Sur 143 milliards de DH d’importation, il est possible de produire 51 milliards de DH localement.
Il est primordial d’avoir la maîtrise des centres de décision et de soutenir la R&D.
Par C. Jaidani
La pandémie, la crise économique et la guerre en Ukraine ont mis sur les feux de la rampe la question de la souveraineté économique pour ne pas dépendre de l’étranger. Ce sujet est fortement évoqué partout dans le monde, comme ici au Maroc. C’est dans ce cadre que l’Association des lauréats de l’ISCAE a organisé à Casablanca une grande rencontre sous le thème : «Made in Morocco, quel rôle dans la souveraineté économique ?».
Ryad Mezzour, ministre de l’Industrie et du Commerce, a souligné à cette occasion que «la souveraineté économique du Maroc s’impose aujourd’hui plus que jamais comme un enjeu vital et stratégique. Avec la guerre en Ukraine et la sécheresse, le Maroc est confronté à des difficultés importantes d’approvisionnement en produits alimentaires, surtout pour le bétail qui représente pour certains agriculteurs 100% de leur économie».
Le ministre a révélé que «sur 143 milliards de DH d’importation, il est possible de produire localement 34 milliards de DH car nous avons la compétitivité nécessaire. Cette valeur peut être extensible à 51 milliards de DH. Pour ce que nous ne pouvons pas produire, il faut miser sur la recherche et développement pour avoir le savoir-faire nécessaire». A cet égard, il a noté que «le Made in Morocco est notre ambition qui ne peut être consolidée qu’à travers les compétences et les projets réalisés sur le terrain». Il a donné comme exemple l’essor réalisé au niveau du secteur de l’automobile ou de l’aéronautique.
Lentement, mais sûrement, les marques marocaines s’imposent progressivement aussi bien dans leur environnement local qu’à l’international. Du secteur industriel à la santé, elles sont de plus en plus nombreuses à batailler à des niveaux élevés en matière de prestige et de qualité. Ces marques et enseignes marocaines exercent dans des domaines où la compétition est très rude et où les normes sont strictes.

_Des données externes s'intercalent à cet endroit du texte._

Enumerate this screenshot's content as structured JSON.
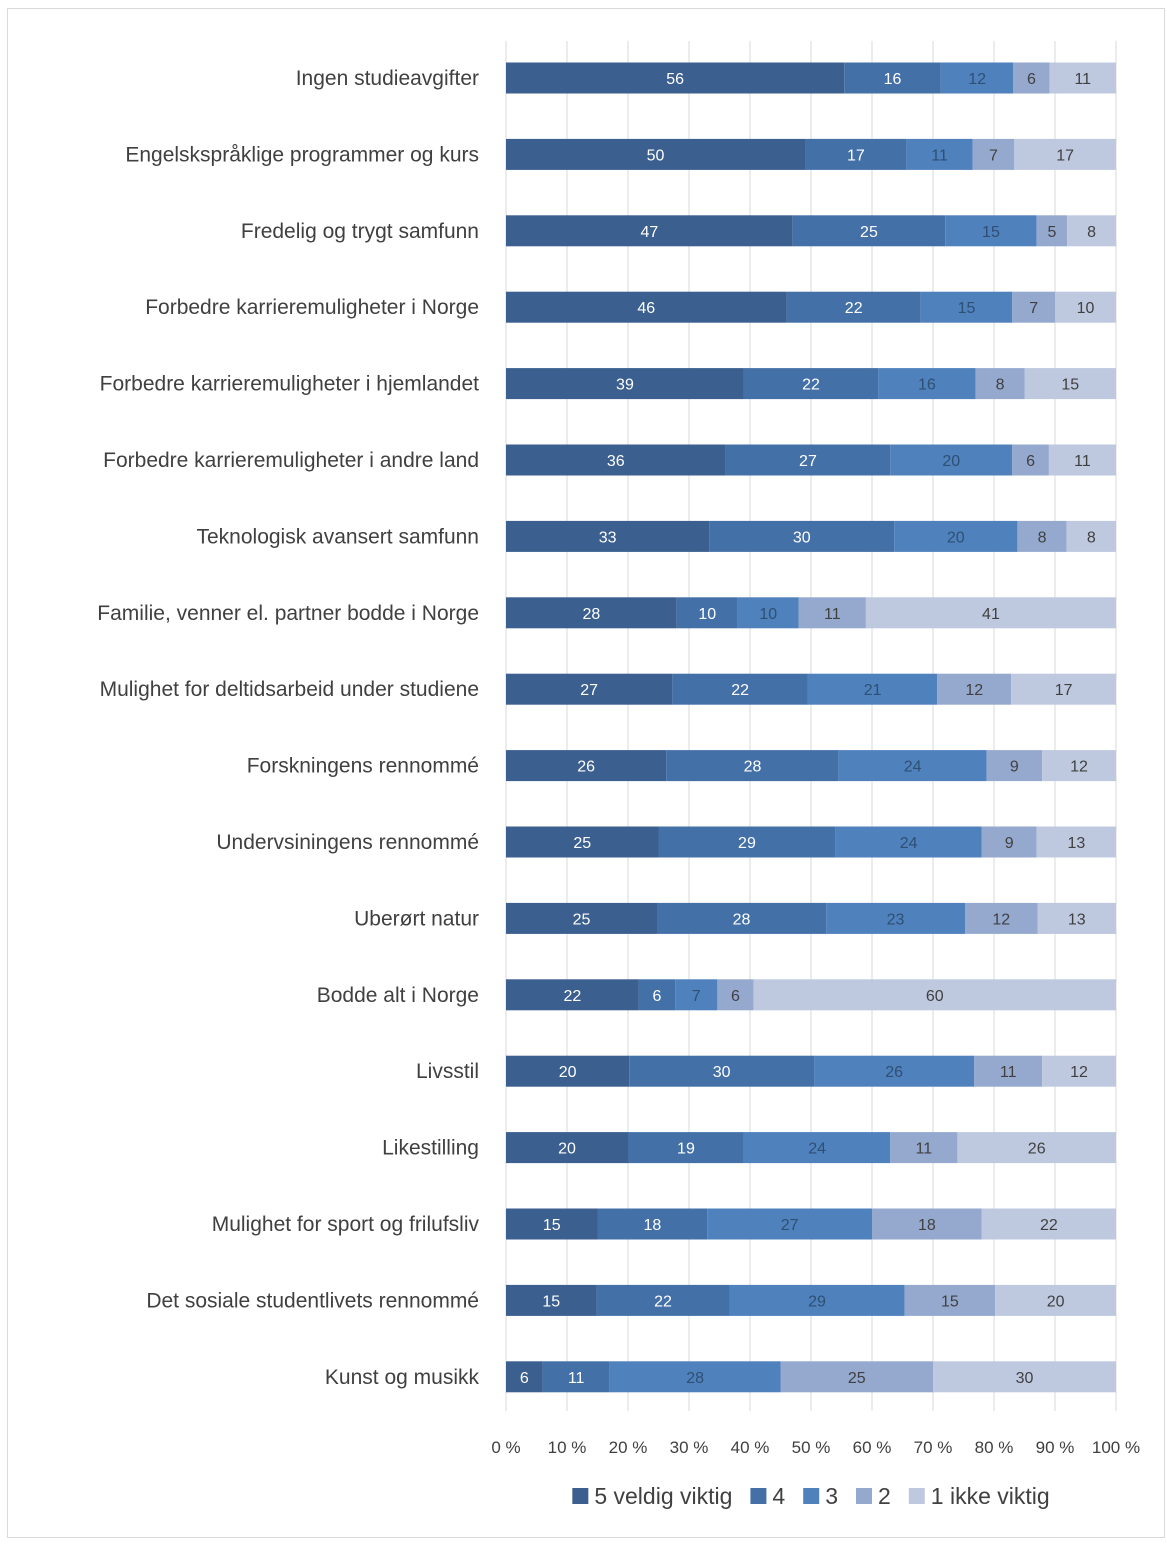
{
  "chart_data": {
    "type": "bar",
    "orientation": "horizontal",
    "stacked": "percent",
    "categories": [
      "Ingen studieavgifter",
      "Engelskspråklige programmer og kurs",
      "Fredelig og trygt samfunn",
      "Forbedre karrieremuligheter i Norge",
      "Forbedre karrieremuligheter i hjemlandet",
      "Forbedre karrieremuligheter i andre land",
      "Teknologisk avansert samfunn",
      "Familie, venner el. partner bodde i Norge",
      "Mulighet for deltidsarbeid under studiene",
      "Forskningens rennommé",
      "Undervsiningens rennommé",
      "Uberørt natur",
      "Bodde alt i Norge",
      "Livsstil",
      "Likestilling",
      "Mulighet for sport og frilufsliv",
      "Det sosiale studentlivets rennommé",
      "Kunst og musikk"
    ],
    "series": [
      {
        "name": "5 veldig viktig",
        "color": "#3b5f8f",
        "label_color": "#ffffff",
        "values": [
          56,
          50,
          47,
          46,
          39,
          36,
          33,
          28,
          27,
          26,
          25,
          25,
          22,
          20,
          20,
          15,
          15,
          6
        ]
      },
      {
        "name": "4",
        "color": "#4470a8",
        "label_color": "#ffffff",
        "values": [
          16,
          17,
          25,
          22,
          22,
          27,
          30,
          10,
          22,
          28,
          29,
          28,
          6,
          30,
          19,
          18,
          22,
          11
        ]
      },
      {
        "name": "3",
        "color": "#4f81bd",
        "label_color": "#2f4f73",
        "values": [
          12,
          11,
          15,
          15,
          16,
          20,
          20,
          10,
          21,
          24,
          24,
          23,
          7,
          26,
          24,
          27,
          29,
          28
        ]
      },
      {
        "name": "2",
        "color": "#95a9cf",
        "label_color": "#404040",
        "values": [
          6,
          7,
          5,
          7,
          8,
          6,
          8,
          11,
          12,
          9,
          9,
          12,
          6,
          11,
          11,
          18,
          15,
          25
        ]
      },
      {
        "name": "1 ikke viktig",
        "color": "#bec9e0",
        "label_color": "#404040",
        "values": [
          11,
          17,
          8,
          10,
          15,
          11,
          8,
          41,
          17,
          12,
          13,
          13,
          60,
          12,
          26,
          22,
          20,
          30
        ]
      }
    ],
    "x_ticks": [
      "0 %",
      "10 %",
      "20 %",
      "30 %",
      "40 %",
      "50 %",
      "60 %",
      "70 %",
      "80 %",
      "90 %",
      "100 %"
    ],
    "xlim": [
      0,
      100
    ],
    "grid": "vertical",
    "legend_position": "bottom"
  }
}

Le Made in Morocco ne concerne pas uniquement la fabrication de produits ou l’offre de services, mais également la formation des ressources humaines. Dans ce sens, Nada Biaz, Directrice générale du Groupe ISCAE, a fait savoir que les Iscaéistes sont véritablement des managers «made in Morocco», puisque l’institution est ancrée dans son histoire, imprégnée de sa culture, baignée dans son environnement économique national, avec une ouverture sur le monde, et au fait des tendances internationales. Elle a souligné que le lauréat de l’ISCAE est formé pour comprendre et travailler dans un contexte national, mais il connait aussi les enjeux internationaux et peut travailler dans des contextes économiques et culturels très différents.
Évoquant le rôle de cet établissement, Biaz a indiqué qu’«il a veillé durant ces 5 décennies à la formation de managers et de décideurs outillés pour les enjeux de leur époque et capables de porter la vision commune pour le développement de notre pays». D’autres intervenants de renom ont mis en exergue leur expérience pour développer des entreprises locales et se projeter à l’international, à l’image de Adil Douiri, ex-ministre et président du groupe Mutandis.
«A une certaine époque, on disait que le Maroc a raté l’étape de l’industrialisation. Mais avec les progrès réalisés actuellement surtout dans certaines filières, cette idée n’a plus raison d’être. Le Maroc a besoin d’acteurs étrangers, mais aussi locaux. La souveraineté économique ne peut être consolidée sans un ancrage des centres de décision. Pour être compétitif, il faut produire non seulement à moindre coût et une bonne qualité, mais aussi avoir la maîtrise de ses outils de production et un positionnement durable dans le marché», a indiqué Douiri. Avant d’engager la bataille à l’international, le premier enjeu demeure local. Et à ce propos, dans les différents centres commerciaux, gares et lieux de vie au Maroc, le défi est encore de taille afin de réussir à faire installer des marques et enseignes marocaines capables de concurrencer celles mondialement connues.